Despite concerns over consumer spending, retail sales demonstrated resilience by rising 5.6% in December compared to the previous year. This figure closely mirrored the 5.8% increase in December 2022, showcasing the industry’s ability to withstand economic pressures. Notably, retail sales outpaced inflation, which saw a notable slowdown at 3.4% in December. This resilience signals a positive outlook for the foodservice industry.

3.Navigating the Midweek Business Boom:

The midweek outing, fueled by increased free time and flexible schedules in the remote-work era, has become a thriving business for entertainment chains and restaurants. However, signs of a midweek slowdown could pose a threat to this trend. Consumers, facing stress, may curtail midweek spending to protect their weekend splurges. This shift could impact the robust growth experienced in the “eatertainment” space over the past three years.

4.Consumer Spending Trends Across Income Brackets:

A detailed examination of consumer spending plans unveils intriguing insights. In the third quarter, lower-income brackets witnessed a decline in restaurant visits. Those earning less than $25,000 reported a decrease from 53% to 50% in using restaurants once a week or more, indicating the impact of higher prices. A similar trend was observed in the $25,000 to $50,000 income bracket. In contrast, higher earners (those making more than $150,000 a year) exhibited stability, with 84% reporting using restaurants once a week or more, showcasing resilience to economic fluctuations.
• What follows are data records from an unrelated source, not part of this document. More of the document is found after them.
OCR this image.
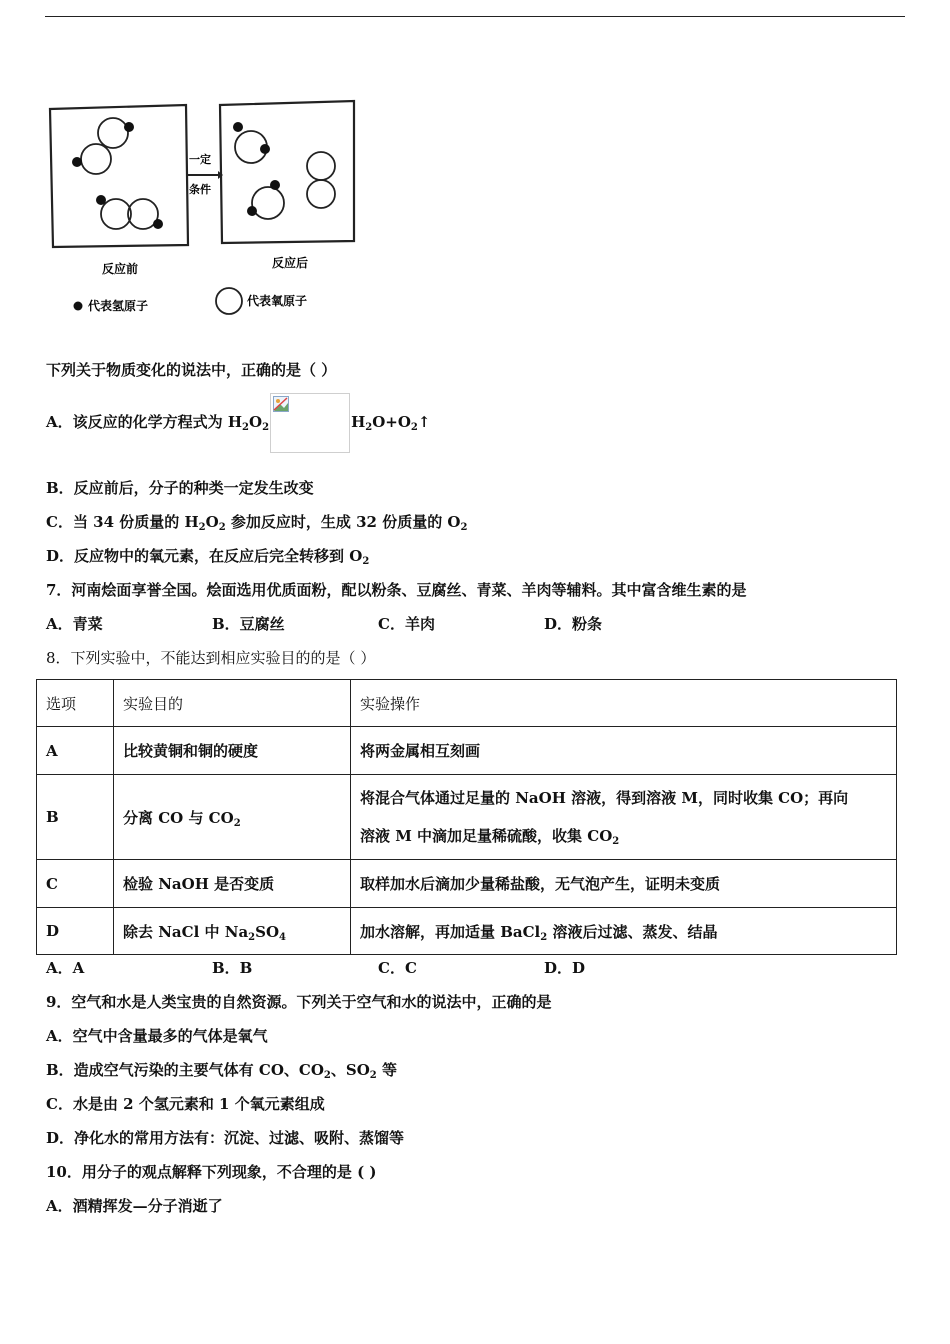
一定
条件
反应前	反应后
代表氢原子	代表氧原子
下列关于物质变化的说法中，正确的是（ ）
A．该反应的化学方程式为 $H_2O_2$	$H_2O+O_2↑$
B．反应前后，分子的种类一定发生改变
C．当 34 份质量的 $H_2O_2$ 参加反应时，生成 32 份质量的 $O_2$
D．反应物中的氧元素，在反应后完全转移到 $O_2$
7．河南烩面享誉全国。烩面选用优质面粉，配以粉条、豆腐丝、青菜、羊肉等辅料。其中富含维生素的是
A．青菜	B．豆腐丝	C．羊肉	D．粉条
8．下列实验中，不能达到相应实验目的的是（ ）
选项	实验目的	实验操作
A	比较黄铜和铜的硬度	将两金属相互刻画
B	分离 CO 与 $CO_2$	将混合气体通过足量的 NaOH 溶液，得到溶液 M，同时收集 CO；再向
溶液 M 中滴加足量稀硫酸，收集 $CO_2$

C	检验 NaOH 是否变质	取样加水后滴加少量稀盐酸，无气泡产生，证明未变质
D	除去 NaCl 中 $Na_2SO_4$	加水溶解，再加适量 BaCl$_2$ 溶液后过滤、蒸发、结晶
A．A	B．B	C．C	D．D
9．空气和水是人类宝贵的自然资源。下列关于空气和水的说法中，正确的是
A．空气中含量最多的气体是氧气
B．造成空气污染的主要气体有 CO、$CO_2$、$SO_2$ 等
C．水是由 2 个氢元素和 1 个氧元素组成
D．净化水的常用方法有：沉淀、过滤、吸附、蒸馏等
10．用分子的观点解释下列现象，不合理的是 ( )
A．酒精挥发—分子消逝了
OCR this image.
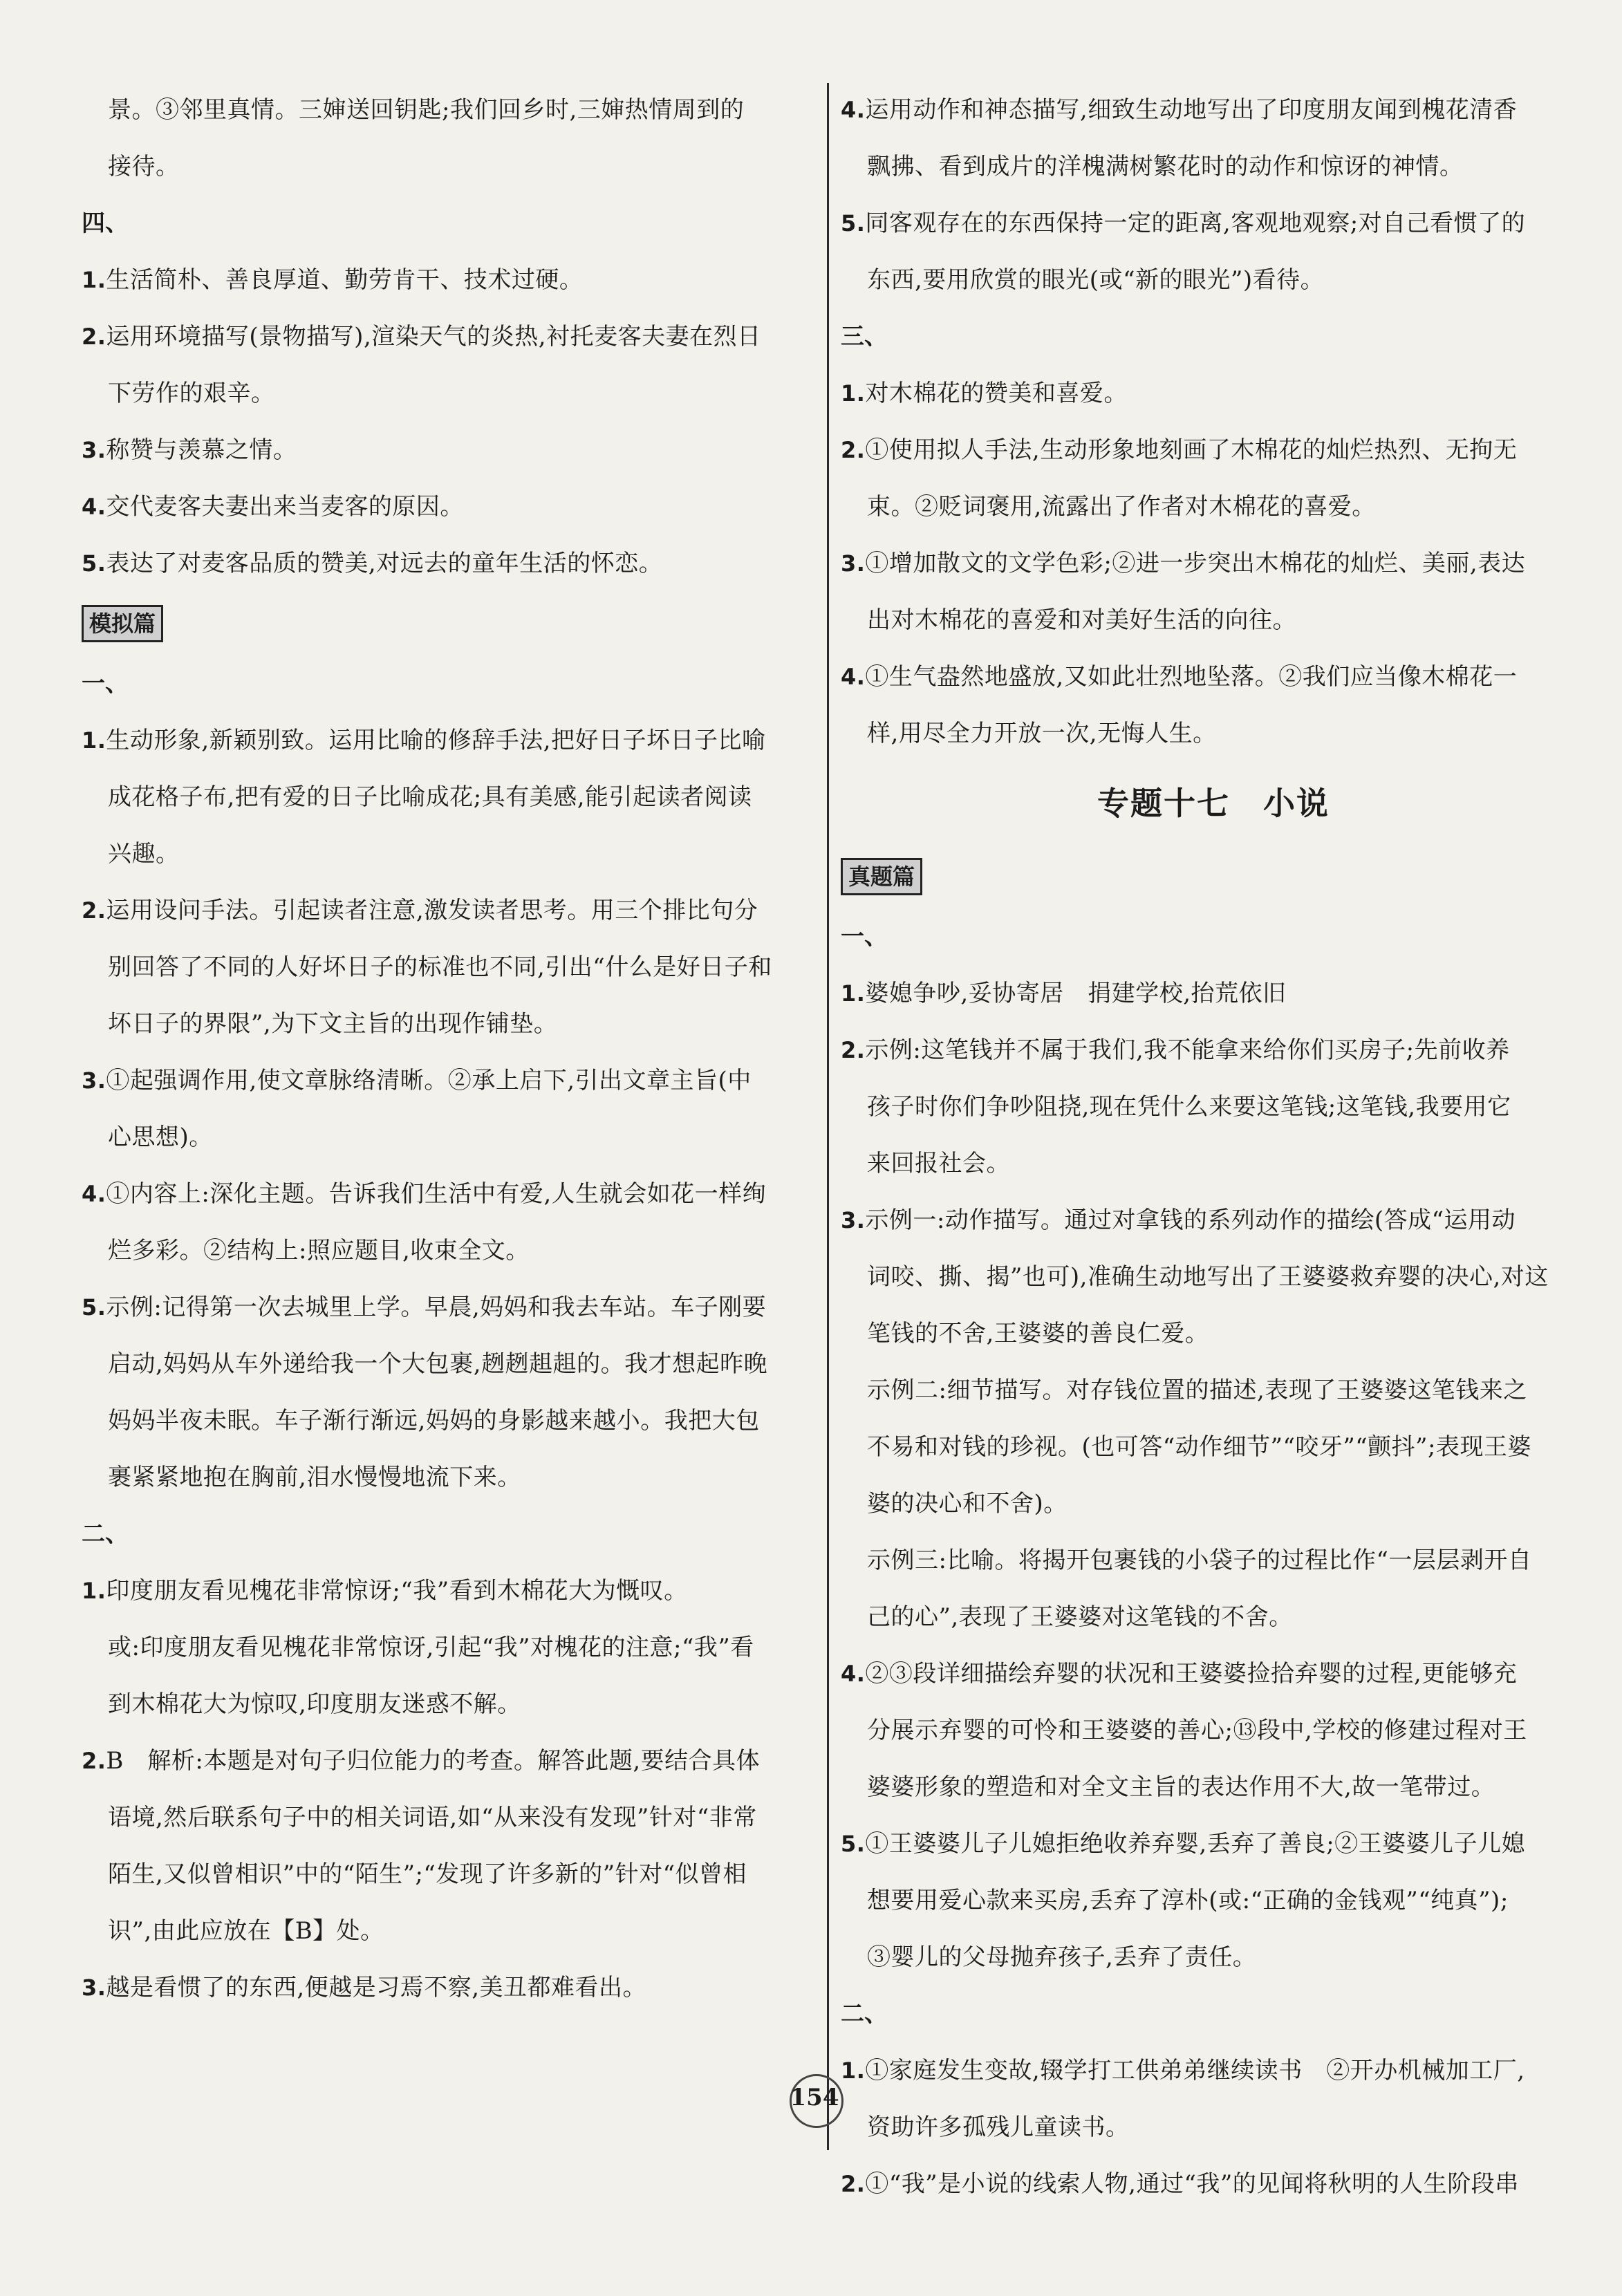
景。③邻里真情。三婶送回钥匙;我们回乡时,三婶热情周到的
接待。
四、
1.生活简朴、善良厚道、勤劳肯干、技术过硬。
2.运用环境描写(景物描写),渲染天气的炎热,衬托麦客夫妻在烈日
下劳作的艰辛。
3.称赞与羡慕之情。
4.交代麦客夫妻出来当麦客的原因。
5.表达了对麦客品质的赞美,对远去的童年生活的怀恋。
模拟篇
一、
1.生动形象,新颖别致。运用比喻的修辞手法,把好日子坏日子比喻
成花格子布,把有爱的日子比喻成花;具有美感,能引起读者阅读
兴趣。
2.运用设问手法。引起读者注意,激发读者思考。用三个排比句分
别回答了不同的人好坏日子的标准也不同,引出“什么是好日子和
坏日子的界限”,为下文主旨的出现作铺垫。
3.①起强调作用,使文章脉络清晰。②承上启下,引出文章主旨(中
心思想)。
4.①内容上:深化主题。告诉我们生活中有爱,人生就会如花一样绚
烂多彩。②结构上:照应题目,收束全文。
5.示例:记得第一次去城里上学。早晨,妈妈和我去车站。车子刚要
启动,妈妈从车外递给我一个大包裹,趔趔趄趄的。我才想起昨晚
妈妈半夜未眠。车子渐行渐远,妈妈的身影越来越小。我把大包
裹紧紧地抱在胸前,泪水慢慢地流下来。
二、
1.印度朋友看见槐花非常惊讶;“我”看到木棉花大为慨叹。
或:印度朋友看见槐花非常惊讶,引起“我”对槐花的注意;“我”看
到木棉花大为惊叹,印度朋友迷惑不解。
2.B　解析:本题是对句子归位能力的考查。解答此题,要结合具体
语境,然后联系句子中的相关词语,如“从来没有发现”针对“非常
陌生,又似曾相识”中的“陌生”;“发现了许多新的”针对“似曾相
识”,由此应放在【B】处。
3.越是看惯了的东西,便越是习焉不察,美丑都难看出。
4.运用动作和神态描写,细致生动地写出了印度朋友闻到槐花清香
飘拂、看到成片的洋槐满树繁花时的动作和惊讶的神情。
5.同客观存在的东西保持一定的距离,客观地观察;对自己看惯了的
东西,要用欣赏的眼光(或“新的眼光”)看待。
三、
1.对木棉花的赞美和喜爱。
2.①使用拟人手法,生动形象地刻画了木棉花的灿烂热烈、无拘无
束。②贬词褒用,流露出了作者对木棉花的喜爱。
3.①增加散文的文学色彩;②进一步突出木棉花的灿烂、美丽,表达
出对木棉花的喜爱和对美好生活的向往。
4.①生气盎然地盛放,又如此壮烈地坠落。②我们应当像木棉花一
样,用尽全力开放一次,无悔人生。
专题十七　小说
真题篇
一、
1.婆媳争吵,妥协寄居　捐建学校,抬荒依旧
2.示例:这笔钱并不属于我们,我不能拿来给你们买房子;先前收养
孩子时你们争吵阻挠,现在凭什么来要这笔钱;这笔钱,我要用它
来回报社会。
3.示例一:动作描写。通过对拿钱的系列动作的描绘(答成“运用动
词咬、撕、揭”也可),准确生动地写出了王婆婆救弃婴的决心,对这
笔钱的不舍,王婆婆的善良仁爱。
示例二:细节描写。对存钱位置的描述,表现了王婆婆这笔钱来之
不易和对钱的珍视。(也可答“动作细节”“咬牙”“颤抖”;表现王婆
婆的决心和不舍)。
示例三:比喻。将揭开包裹钱的小袋子的过程比作“一层层剥开自
己的心”,表现了王婆婆对这笔钱的不舍。
4.②③段详细描绘弃婴的状况和王婆婆捡拾弃婴的过程,更能够充
分展示弃婴的可怜和王婆婆的善心;⑬段中,学校的修建过程对王
婆婆形象的塑造和对全文主旨的表达作用不大,故一笔带过。
5.①王婆婆儿子儿媳拒绝收养弃婴,丢弃了善良;②王婆婆儿子儿媳
想要用爱心款来买房,丢弃了淳朴(或:“正确的金钱观”“纯真”);
③婴儿的父母抛弃孩子,丢弃了责任。
二、
1.①家庭发生变故,辍学打工供弟弟继续读书　②开办机械加工厂,
资助许多孤残儿童读书。
2.①“我”是小说的线索人物,通过“我”的见闻将秋明的人生阶段串
154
5.Adapting Strategies for Evolving Consumer Behavior:

Understanding consumer behavior is paramount for the foodservice industry. While consumers may indicate preferred behaviors, their actions may not always align. Therefore, monitoring operator sales increases or price changes becomes crucial in gauging foodservice growth or declines. Adapting strategies based on evolving consumer preferences and economic dynamics is vital for staying ahead in this competitive landscape.

Strategic Flexibility is Always Recommended

As the foodservice industry charts its course through the complexities of consumer spending in 2024, a strategic and adaptable approach is paramount. By staying agile and attuned to these five key factors, foodservice stakeholders can not only weather challenges but also uncover new avenues for growth and success.